I’ve just opened Nassim Taleb’s latest book, Skin in the Game, a gift from a good friend who knows me well. Taleb, a Lebanese American whom I was privileged to first meet a dozen years back, is one of the great thinkers of our age. His masterful Fooled By Randomness is still my first book recommended to fellow knowledge seekers.

Although I’ve only devoured a few chapters of the new book, it’s theme is already apparent: only when human beings are directly and physically exposed, do we really take notice. For Taleb, the most despised of our species are “interventionistas” – those worthies whose change-invoking interventions, effected from remote air conditioned comfort, are taken without them carrying any personal risk to consequences.

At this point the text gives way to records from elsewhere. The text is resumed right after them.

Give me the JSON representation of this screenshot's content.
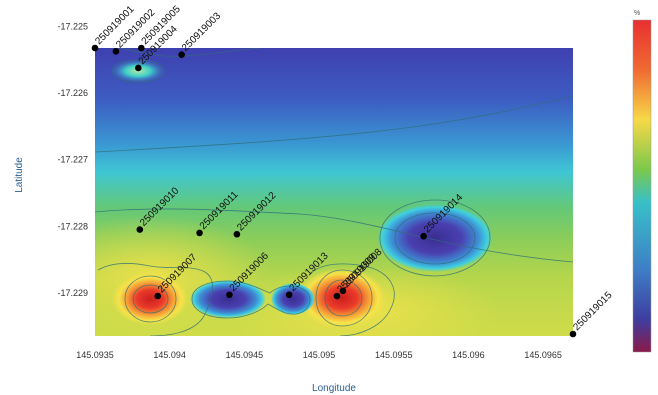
{
  "chart_data": {
    "type": "heatmap",
    "title": "",
    "xlabel": "Longitude",
    "ylabel": "Latitude",
    "colorbar_label": "%",
    "xlim": [
      145.0935,
      145.0967
    ],
    "ylim": [
      -17.22965,
      -17.22532
    ],
    "xticks": [
      145.0935,
      145.094,
      145.0945,
      145.095,
      145.0955,
      145.096,
      145.0965
    ],
    "xtick_labels": [
      "145.0935",
      "145.094",
      "145.0945",
      "145.095",
      "145.0955",
      "145.096",
      "145.0965"
    ],
    "yticks": [
      -17.225,
      -17.226,
      -17.227,
      -17.228,
      -17.229
    ],
    "ytick_labels": [
      "-17.225",
      "-17.226",
      "-17.227",
      "-17.228",
      "-17.229"
    ],
    "colorscale": [
      "#8a1a4a",
      "#e8322a",
      "#f4a431",
      "#f7e84a",
      "#a8d452",
      "#4cb84a",
      "#35c7d6",
      "#3e82c8",
      "#3f3aa0"
    ],
    "points": [
      {
        "id": "250919001",
        "x": 145.0935,
        "y": -17.22532
      },
      {
        "id": "250919002",
        "x": 145.09364,
        "y": -17.22537
      },
      {
        "id": "250919005",
        "x": 145.09381,
        "y": -17.22532
      },
      {
        "id": "250919004",
        "x": 145.09379,
        "y": -17.22562
      },
      {
        "id": "250919003",
        "x": 145.09408,
        "y": -17.22542
      },
      {
        "id": "250919010",
        "x": 145.0938,
        "y": -17.22805
      },
      {
        "id": "250919011",
        "x": 145.0942,
        "y": -17.2281
      },
      {
        "id": "250919012",
        "x": 145.09445,
        "y": -17.22812
      },
      {
        "id": "250919007",
        "x": 145.09392,
        "y": -17.22905
      },
      {
        "id": "250919006",
        "x": 145.0944,
        "y": -17.22903
      },
      {
        "id": "250919013",
        "x": 145.0948,
        "y": -17.22903
      },
      {
        "id": "250919008",
        "x": 145.09516,
        "y": -17.22897
      },
      {
        "id": "250919009",
        "x": 145.09512,
        "y": -17.22905
      },
      {
        "id": "250919014",
        "x": 145.0957,
        "y": -17.22815
      },
      {
        "id": "250919015",
        "x": 145.0967,
        "y": -17.22962
      }
    ]
  }
}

A reminder of the power of having “skin in the game” came over the weekend in an email from the presidency telling us Cyril Ramaphosa will visit the SA’s Passenger Rail Agency (PRASA) on Tuesday. This visit, the note added, is the result of recent train trip where Ramaphosa had “personal experience of commuter frustration and technical problems.” Ramaphosa’s vote-catching train journey between two Pretoria stations, planned for 45 minutes, stretched to three hours because of a train breakdown.

Getting Number One directly exposed to the kind of everyday ordeal his constituents face – especially with a critical election looming – provides Taleb’s required skin in the game. With the personal consequences provided by a looming election, the episode is ensuring Ramaphosa focuses on the impact of corruption and incompetent management of state infrastructure, an area where PRASA is in a league of its own. Hopefully such attention continues long after May 8.

You can tune into the ZACP Capitalist Party of South Africa’s Facebook page today at 12:30pm SA time and watch me grill ZACP chair Kanthan Pillay.


From Biznews community member Anton Alberts

Thank you for discussing the work of the great thinker Nassim Taleb.

However, I would argue that Ramaphosa would have real skin in the game if he actually stands to lose something on a personal level. Currently he is protected as he will still be number one on the ANC’s list even if he does not solve the rail commuter issue and the ANC fares worst in the election – though he is exposed within his party. The best way to expose one to skin in the game is if they stand to lose personally and not via an institution. Therefore, I would wager that a system that decreases or increases income for elected officials from the governing party based on their successes or failures in government will be true skin in the game. You have to feel it personally and not via an agent-institution that protects you.